At the time I didn't think I had PPD, definitely didn't realize many of the symptoms I was having were PTSD, and thought the anxiety I was feeling was part of being a new parent.  I tried for a long time to work through things on my own.  I thought it was just me, that my expectations had been too high. I talked to my partner about it....a lot....and felt guilty about it.  Why do I talk about this all the time?  Why can't I just get over it? What's wrong with me?  Tons of people have WAY WORSE birth experiences than I did.  I knew that didn't discount what I was feeling, yet I obsessed over it.  Every.  Single.  Day.  I lived it over and over and over in my head.  I felt like all I talked about for the first few months, hell the first year, was my birth and my feelings.  But that was the only thing I knew to do.  I did have some feelings that I knew were not normal. Like when someone I knew went in to labor I secretly hoped she had a long labor like me (sorry!).  I was angry!  I was angry that she might get more attention than I did or get treated better or get to have the birth that I didn't.  Or any time someone I knew announced they were pregnant I would have this upswell of emotions that lasted days or weeks.  I was jealous and angry and sad and rewalked my path all over again. 

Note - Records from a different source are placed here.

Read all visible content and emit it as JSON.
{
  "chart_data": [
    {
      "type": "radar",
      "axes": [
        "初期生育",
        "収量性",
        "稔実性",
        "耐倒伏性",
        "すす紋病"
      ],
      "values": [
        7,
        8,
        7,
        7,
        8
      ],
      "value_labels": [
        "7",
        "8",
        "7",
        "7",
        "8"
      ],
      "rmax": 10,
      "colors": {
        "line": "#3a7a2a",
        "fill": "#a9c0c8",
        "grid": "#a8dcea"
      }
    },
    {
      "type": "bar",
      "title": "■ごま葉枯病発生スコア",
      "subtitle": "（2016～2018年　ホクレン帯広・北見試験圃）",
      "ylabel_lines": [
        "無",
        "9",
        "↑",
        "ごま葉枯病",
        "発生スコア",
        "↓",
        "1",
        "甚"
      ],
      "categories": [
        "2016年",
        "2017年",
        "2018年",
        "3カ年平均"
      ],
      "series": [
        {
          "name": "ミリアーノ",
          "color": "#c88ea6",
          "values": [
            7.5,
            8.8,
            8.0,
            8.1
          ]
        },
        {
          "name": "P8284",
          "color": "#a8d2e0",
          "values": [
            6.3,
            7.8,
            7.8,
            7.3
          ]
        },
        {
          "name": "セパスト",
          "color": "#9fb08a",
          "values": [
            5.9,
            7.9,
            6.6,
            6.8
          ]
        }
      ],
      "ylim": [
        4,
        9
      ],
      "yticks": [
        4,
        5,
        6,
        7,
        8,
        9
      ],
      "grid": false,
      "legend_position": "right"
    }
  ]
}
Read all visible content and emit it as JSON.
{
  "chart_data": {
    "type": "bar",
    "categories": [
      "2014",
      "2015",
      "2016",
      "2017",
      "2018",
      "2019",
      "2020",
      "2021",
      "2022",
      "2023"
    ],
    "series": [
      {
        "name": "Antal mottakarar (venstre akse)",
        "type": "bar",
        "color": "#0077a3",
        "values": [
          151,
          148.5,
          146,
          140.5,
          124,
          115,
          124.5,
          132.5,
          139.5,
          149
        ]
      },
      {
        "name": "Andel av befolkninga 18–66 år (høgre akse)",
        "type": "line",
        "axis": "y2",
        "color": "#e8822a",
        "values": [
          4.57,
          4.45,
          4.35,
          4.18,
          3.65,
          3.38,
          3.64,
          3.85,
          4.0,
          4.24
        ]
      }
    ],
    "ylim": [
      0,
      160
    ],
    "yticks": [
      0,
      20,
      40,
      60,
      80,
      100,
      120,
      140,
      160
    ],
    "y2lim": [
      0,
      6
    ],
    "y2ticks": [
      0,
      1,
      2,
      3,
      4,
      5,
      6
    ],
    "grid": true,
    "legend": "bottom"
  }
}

 I was so tired of feeling a hole inside.  I picked at it and picked at it and it was getting smaller, but it was still there and I was tired of it!  Finally, I started reaching out to the people that were involved in my obsessive thoughts.  I spoke with my midwife several times about things that happened that I was having issues with.  I spoke to my partner about the feelings I had towards events surrounding my pregnancy and birth.   I took actions that I thought might help keep someone else from having some of the same experiences I did.  Once I spoke the whole truth and shared myself with the people that were on my mind, then I finally started to feel better.  I had been holding it all inside me because I didn't think it was real, that it wasn't valid, that I was over reacting because lots of people have worse experiences than I did.   Yes, I gave myself permission to mourn the loss of the birth I didn't get to experience, and I did that, but it didn't heal the birth I DID experience.  Only time and complete openness with the people involved did that.   And you know what? They were AMAZING!  My midwife listened to me compassionately, validated my feelings, and offered me things from her perspective, and my partner, from the very beginning, was a great listener and always supportive.  I so wish I would have started my journey by speaking to them about the REAL issues I was having when I first realized they were an issue.  It took me a little while to figure out what the REAL issues were, but once I figured it out I wish I wouldn't have been so scared to reach out.  But that's why I'm sharing this now.  I'm reaching out to YOU.  Talk about your birth.  Talk about your experiences, good and bad. Talk about your expectations and what you loved and what you hated.  Get it all out in the open and see what happens.  I know it's hard, but sometimes YOU have to take that first step and reach out, because other people can't read your mind, and they really do want to help.  It just might change your life.

1 comment:

  1. Awesome post!!! I'm sorry you didn't get the birth you should have but I'm so thankful you were able to learn from your experiences do that you could help me make through this last birth and feel victorious and not like a failure like I did with my first birth even though they were very similar.